Tuesday, June 26, 2007


Page 1


Court Denies En Banc Review in ‘Millenium Bomber’ Case




The Ninth U.S. Circuit Court of Appeals, over the dissent of six of its judges, has denied the government’s request to review a ruling that could result in a lesser sentence for Ahmed Ressam, convicted of plotting to detonate explosives at Los Angeles International Airport while Americans celebrated the dawning of the 21st Century.

Ressam, dubbed the “Millennium Bomber,” is serving a 22-year sentence imposed by a federal judge in Seattle after he was convicted of international terrorism,  placing explosives in proximity to the ferry terminal, possessing false identification, using a fictitious name, falsely identifying himself on a customs declaration form, the smuggling of and transportation of explosives, the illegal possession of a destructive device, and carrying an explosive during the commission of a felony.
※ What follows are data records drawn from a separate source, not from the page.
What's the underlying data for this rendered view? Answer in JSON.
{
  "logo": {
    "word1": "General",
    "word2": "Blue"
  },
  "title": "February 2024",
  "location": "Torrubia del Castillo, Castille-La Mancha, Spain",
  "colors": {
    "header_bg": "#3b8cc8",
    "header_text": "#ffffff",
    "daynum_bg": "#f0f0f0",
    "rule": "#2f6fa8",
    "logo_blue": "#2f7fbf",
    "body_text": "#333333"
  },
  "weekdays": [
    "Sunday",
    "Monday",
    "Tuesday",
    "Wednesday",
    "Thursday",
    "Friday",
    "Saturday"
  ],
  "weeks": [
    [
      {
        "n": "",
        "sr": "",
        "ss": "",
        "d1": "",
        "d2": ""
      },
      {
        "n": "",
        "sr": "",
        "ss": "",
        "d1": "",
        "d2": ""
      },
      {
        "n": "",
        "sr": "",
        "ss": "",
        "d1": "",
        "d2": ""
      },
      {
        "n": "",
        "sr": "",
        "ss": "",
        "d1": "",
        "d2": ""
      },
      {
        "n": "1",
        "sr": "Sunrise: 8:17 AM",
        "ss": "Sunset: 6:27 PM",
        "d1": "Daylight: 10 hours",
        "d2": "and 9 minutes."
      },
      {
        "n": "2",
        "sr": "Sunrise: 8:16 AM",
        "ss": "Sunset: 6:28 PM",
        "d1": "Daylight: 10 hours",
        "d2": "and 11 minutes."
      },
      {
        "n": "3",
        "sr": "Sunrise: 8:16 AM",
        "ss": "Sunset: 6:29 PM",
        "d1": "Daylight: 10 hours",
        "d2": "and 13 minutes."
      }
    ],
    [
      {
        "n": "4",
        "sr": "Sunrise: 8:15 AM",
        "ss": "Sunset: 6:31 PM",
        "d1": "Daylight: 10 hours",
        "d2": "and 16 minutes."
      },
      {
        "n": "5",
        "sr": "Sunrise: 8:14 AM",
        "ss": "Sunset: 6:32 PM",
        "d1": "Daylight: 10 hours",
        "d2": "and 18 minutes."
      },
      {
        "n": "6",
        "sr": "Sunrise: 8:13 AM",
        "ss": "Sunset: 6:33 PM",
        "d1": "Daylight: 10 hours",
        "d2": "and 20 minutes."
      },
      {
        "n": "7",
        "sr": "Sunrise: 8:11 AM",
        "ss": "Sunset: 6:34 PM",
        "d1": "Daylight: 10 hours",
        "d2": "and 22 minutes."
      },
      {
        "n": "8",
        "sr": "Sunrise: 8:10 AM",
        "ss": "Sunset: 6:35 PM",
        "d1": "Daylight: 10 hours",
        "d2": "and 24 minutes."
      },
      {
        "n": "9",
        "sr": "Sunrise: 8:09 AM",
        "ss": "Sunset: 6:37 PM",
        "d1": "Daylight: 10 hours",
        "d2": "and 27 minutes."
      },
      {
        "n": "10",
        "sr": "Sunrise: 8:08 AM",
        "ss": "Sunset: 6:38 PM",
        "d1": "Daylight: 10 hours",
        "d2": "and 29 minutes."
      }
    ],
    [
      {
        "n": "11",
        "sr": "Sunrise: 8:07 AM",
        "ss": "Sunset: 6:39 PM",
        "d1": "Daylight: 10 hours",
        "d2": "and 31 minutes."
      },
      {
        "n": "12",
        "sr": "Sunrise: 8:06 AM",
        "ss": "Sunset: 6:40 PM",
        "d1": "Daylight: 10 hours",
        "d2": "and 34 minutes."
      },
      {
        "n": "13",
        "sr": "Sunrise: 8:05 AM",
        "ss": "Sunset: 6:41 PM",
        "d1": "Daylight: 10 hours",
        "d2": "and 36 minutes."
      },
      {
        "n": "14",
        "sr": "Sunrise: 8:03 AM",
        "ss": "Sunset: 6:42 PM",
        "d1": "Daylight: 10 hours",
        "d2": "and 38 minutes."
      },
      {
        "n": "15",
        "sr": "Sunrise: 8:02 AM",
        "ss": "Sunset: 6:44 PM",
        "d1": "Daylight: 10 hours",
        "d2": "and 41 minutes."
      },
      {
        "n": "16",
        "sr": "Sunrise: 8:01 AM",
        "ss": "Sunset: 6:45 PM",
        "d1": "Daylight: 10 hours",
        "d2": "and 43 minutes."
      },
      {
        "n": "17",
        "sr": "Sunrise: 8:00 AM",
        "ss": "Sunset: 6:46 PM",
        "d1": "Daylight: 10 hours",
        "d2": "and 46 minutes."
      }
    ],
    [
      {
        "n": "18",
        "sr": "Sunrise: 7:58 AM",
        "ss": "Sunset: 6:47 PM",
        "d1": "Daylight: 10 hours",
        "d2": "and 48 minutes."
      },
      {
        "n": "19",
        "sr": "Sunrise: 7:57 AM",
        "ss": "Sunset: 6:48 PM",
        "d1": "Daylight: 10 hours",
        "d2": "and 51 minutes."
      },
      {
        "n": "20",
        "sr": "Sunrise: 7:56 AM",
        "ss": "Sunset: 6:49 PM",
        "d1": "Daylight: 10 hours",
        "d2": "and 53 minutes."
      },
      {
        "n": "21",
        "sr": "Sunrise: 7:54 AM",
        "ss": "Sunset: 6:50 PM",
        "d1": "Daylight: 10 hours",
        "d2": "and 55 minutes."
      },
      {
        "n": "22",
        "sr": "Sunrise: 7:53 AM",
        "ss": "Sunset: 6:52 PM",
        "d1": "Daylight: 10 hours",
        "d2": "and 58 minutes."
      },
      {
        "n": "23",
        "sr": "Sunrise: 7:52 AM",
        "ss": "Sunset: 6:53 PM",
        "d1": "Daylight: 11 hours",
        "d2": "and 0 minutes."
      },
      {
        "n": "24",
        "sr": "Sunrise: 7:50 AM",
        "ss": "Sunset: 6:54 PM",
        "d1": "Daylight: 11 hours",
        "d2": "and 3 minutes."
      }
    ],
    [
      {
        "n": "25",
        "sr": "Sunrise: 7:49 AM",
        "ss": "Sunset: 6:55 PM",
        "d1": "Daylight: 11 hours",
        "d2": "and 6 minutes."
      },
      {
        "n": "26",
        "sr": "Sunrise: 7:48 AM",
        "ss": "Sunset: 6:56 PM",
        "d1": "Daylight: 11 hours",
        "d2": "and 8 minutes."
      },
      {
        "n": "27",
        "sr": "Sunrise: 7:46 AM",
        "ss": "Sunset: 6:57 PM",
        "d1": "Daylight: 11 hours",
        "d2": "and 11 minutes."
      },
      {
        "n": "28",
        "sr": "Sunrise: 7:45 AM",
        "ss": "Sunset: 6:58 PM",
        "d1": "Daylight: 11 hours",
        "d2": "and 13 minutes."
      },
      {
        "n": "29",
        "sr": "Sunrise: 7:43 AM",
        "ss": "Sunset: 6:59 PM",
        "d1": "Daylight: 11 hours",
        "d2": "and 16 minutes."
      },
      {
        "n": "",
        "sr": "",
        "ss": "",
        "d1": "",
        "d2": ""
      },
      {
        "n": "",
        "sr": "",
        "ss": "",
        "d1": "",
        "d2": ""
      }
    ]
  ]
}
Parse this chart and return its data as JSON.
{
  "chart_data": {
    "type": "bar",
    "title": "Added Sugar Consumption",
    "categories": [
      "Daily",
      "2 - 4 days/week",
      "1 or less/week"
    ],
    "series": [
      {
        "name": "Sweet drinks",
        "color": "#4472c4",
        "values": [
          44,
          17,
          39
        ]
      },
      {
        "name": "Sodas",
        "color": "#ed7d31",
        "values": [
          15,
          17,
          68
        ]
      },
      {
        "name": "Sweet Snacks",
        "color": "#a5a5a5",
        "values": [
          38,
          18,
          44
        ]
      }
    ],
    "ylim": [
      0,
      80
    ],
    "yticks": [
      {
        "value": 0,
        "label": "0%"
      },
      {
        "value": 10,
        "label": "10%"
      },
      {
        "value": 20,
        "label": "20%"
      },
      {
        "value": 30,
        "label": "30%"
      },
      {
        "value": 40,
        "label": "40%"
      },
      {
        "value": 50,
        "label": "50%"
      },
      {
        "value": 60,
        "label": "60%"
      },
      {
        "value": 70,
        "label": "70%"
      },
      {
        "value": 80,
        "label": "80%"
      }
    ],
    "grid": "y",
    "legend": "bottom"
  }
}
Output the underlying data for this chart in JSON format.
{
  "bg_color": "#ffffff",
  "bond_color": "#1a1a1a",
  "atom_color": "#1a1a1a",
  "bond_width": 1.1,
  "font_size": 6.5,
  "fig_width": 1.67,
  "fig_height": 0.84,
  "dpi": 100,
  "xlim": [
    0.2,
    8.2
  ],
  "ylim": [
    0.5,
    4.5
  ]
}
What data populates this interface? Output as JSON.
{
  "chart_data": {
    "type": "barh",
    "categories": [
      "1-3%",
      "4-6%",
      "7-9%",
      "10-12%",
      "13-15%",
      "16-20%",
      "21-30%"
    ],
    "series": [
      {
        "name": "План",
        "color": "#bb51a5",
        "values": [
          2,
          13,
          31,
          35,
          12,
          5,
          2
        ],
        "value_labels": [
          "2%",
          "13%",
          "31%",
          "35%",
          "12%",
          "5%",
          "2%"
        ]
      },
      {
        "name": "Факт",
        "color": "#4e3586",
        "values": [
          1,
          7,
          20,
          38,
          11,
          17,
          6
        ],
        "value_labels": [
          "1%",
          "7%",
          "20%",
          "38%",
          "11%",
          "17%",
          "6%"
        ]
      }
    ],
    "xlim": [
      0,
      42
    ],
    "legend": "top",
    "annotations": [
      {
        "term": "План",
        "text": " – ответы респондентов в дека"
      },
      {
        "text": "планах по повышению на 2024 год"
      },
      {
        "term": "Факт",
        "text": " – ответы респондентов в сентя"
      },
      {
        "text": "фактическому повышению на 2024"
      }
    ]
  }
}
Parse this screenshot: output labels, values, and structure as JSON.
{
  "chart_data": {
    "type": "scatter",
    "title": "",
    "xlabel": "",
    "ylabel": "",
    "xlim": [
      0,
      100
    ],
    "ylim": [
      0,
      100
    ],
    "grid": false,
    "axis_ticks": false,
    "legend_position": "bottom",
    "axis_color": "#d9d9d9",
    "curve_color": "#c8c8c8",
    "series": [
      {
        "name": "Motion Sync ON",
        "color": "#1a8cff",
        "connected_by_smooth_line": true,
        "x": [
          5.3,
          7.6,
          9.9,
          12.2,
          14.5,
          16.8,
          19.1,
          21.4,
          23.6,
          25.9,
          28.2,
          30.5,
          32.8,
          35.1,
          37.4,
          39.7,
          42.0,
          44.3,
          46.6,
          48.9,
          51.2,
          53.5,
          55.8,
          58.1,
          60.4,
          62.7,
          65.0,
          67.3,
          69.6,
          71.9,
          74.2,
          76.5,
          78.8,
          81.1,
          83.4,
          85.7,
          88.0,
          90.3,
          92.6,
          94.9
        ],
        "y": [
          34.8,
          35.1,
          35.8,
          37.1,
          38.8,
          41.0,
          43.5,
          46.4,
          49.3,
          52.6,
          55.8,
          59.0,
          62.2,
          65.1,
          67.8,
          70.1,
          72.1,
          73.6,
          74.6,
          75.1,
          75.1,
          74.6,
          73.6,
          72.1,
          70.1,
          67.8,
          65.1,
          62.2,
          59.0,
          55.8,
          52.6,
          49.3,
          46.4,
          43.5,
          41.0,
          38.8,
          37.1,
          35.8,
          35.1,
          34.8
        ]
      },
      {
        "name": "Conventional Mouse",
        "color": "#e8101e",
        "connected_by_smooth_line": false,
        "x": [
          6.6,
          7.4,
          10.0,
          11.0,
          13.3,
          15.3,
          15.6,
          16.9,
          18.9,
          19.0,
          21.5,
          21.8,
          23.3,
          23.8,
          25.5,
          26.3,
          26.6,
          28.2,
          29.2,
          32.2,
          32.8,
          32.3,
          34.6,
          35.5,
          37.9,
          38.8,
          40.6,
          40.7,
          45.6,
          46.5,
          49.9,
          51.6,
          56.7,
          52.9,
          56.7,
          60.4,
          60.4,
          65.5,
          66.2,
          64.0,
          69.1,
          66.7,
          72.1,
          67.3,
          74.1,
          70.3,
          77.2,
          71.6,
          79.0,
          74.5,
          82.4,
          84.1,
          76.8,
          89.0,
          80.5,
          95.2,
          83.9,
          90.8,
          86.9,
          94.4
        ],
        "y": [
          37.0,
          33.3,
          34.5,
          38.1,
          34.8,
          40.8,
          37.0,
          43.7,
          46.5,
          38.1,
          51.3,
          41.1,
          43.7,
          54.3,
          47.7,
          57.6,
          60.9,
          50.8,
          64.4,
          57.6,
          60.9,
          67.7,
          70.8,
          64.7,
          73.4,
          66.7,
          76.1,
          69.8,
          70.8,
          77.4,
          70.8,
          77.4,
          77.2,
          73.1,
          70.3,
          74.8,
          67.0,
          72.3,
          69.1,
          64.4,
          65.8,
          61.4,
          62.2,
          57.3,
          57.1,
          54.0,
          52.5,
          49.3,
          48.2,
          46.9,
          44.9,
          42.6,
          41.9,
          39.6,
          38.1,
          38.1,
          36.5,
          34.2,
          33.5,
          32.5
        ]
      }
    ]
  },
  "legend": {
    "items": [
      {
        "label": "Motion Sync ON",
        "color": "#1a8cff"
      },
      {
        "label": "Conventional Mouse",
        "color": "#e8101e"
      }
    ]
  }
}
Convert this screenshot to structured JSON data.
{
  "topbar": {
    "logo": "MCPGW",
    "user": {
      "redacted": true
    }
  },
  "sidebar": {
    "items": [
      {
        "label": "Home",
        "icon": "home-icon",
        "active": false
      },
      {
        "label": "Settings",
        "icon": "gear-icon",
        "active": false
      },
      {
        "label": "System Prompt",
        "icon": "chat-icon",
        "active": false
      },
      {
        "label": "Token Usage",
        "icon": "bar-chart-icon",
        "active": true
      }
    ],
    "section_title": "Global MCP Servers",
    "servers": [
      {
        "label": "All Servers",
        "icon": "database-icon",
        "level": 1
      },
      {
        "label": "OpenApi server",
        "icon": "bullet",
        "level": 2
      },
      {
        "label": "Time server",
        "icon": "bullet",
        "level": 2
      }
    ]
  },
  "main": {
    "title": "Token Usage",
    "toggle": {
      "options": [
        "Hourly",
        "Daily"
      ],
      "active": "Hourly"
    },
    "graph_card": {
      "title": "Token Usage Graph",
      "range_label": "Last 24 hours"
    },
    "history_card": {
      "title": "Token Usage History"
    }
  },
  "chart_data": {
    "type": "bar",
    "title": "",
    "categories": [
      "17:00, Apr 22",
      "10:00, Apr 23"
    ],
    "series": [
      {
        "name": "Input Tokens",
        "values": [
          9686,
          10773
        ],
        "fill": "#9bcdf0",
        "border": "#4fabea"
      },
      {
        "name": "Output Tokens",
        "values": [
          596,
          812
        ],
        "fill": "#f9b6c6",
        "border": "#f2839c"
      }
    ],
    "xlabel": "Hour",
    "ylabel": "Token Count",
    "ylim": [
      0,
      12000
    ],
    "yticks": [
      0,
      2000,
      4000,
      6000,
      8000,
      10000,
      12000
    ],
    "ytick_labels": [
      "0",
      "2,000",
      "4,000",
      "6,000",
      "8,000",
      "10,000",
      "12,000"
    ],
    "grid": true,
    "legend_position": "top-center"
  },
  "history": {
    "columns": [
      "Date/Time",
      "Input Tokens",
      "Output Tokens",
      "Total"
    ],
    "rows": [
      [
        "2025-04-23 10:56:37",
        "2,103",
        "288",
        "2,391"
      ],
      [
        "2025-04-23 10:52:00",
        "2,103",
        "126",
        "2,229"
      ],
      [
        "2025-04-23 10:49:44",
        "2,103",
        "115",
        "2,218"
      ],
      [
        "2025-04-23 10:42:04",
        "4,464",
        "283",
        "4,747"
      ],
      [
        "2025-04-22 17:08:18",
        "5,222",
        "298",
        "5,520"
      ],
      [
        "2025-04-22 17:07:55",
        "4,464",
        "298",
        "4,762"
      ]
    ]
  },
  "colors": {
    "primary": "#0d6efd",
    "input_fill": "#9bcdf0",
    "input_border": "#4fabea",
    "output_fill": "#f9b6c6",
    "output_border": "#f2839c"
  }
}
But a Ninth Circuit panel ruled in January that the conviction on the last count should be thrown out because the prosecution failed to prove a relationship between Ressam’s possession of explosives and the underlying felony, which was lying on a customs declaration. Under 18 U.S.C. Sec. 844(h)(2), the crime carries a mandatory 10-year sentence, in addition to the penalty imposed for the underlying offense.

Ressam was arrested after crossing into Washington state from Canada by ferry. A suspicious customs inspector initiated an intensive search of his vehicle, which revealed enough explosives, prosecutors said, to have killed hundreds of people had they detonated at LAX during the holiday travel period.

Investigators determined that Ressam was an Algerian citizen who was turned down for asylum in Canada but was allowed to stay in that country due to a moratorium on deportations to his homeland. He trained with al Qaeda in Afghanistan before returning to Canada in February 1999, where he continued to work on the Millennium plot.

Facing a sentence of about 65 years in prison after his conviction, he began cooperating with authorities, although he stopped doing so in early 2003. His sentencing was delayed until 2005 as the government unsuccessfully sought further assistance from him.

Citing his lack of further cooperation, the government recommended a sentence of 35 years, while defense counsel argued that the cooperation had had given earlier warranted sentencing him to 10 years. District Judge John Coughenour sentenced him to 22 years, and both sides appealed.

Judge Pamela Ann Rymer, joined by Judge Marsha Berzon, agreed with the defense that there must be a relationship between the explosive possession and the underlying crime for the defendant to be convicted of violating Sec. 844(h)(2). She cited a U.S. Supreme Court decision that applied such a requirement to a similar statute involving possession of a firearm.

The judge also said that it was unnecessary to rule on the government’s sentence appeal, saying the district judge should review the sentence on remand in light of changes in sentencing law since 2005.

Senior Judge Arthur Alarcon dissented, arguing that the conviction should be affirmed on all counts and that the judge’s sentencing order failed to justify the relatively light sentence.

 In an order filed June 6 but not posted on the court’s Web site until yesterday, the court announced that a majority of the unrecused active judges had voted to deny the government’s request for en banc review.

But Judge Diarmuid F. O’Scannlain, joined by Judges Andrew Kleinfeld, Ronald Gould, Jay Bybee, Consuelo Callahan, and Carlos Bea, said the case should have been taken en banc.

The Supreme Court case cited by Rymer isn’t controlling, he explained, because the two statutes have significant differences in wording, and the explosives provision lacks the “relational element” of the gun law.

Three other circuits, he noted, have considered the issue and have all held that the prosecution need only prove that the defendant was in possession of the explosives at the same time he or she committed the underlying felony, just as the district judge charged the jury.

The case is United States v. Ressam, 05-30422.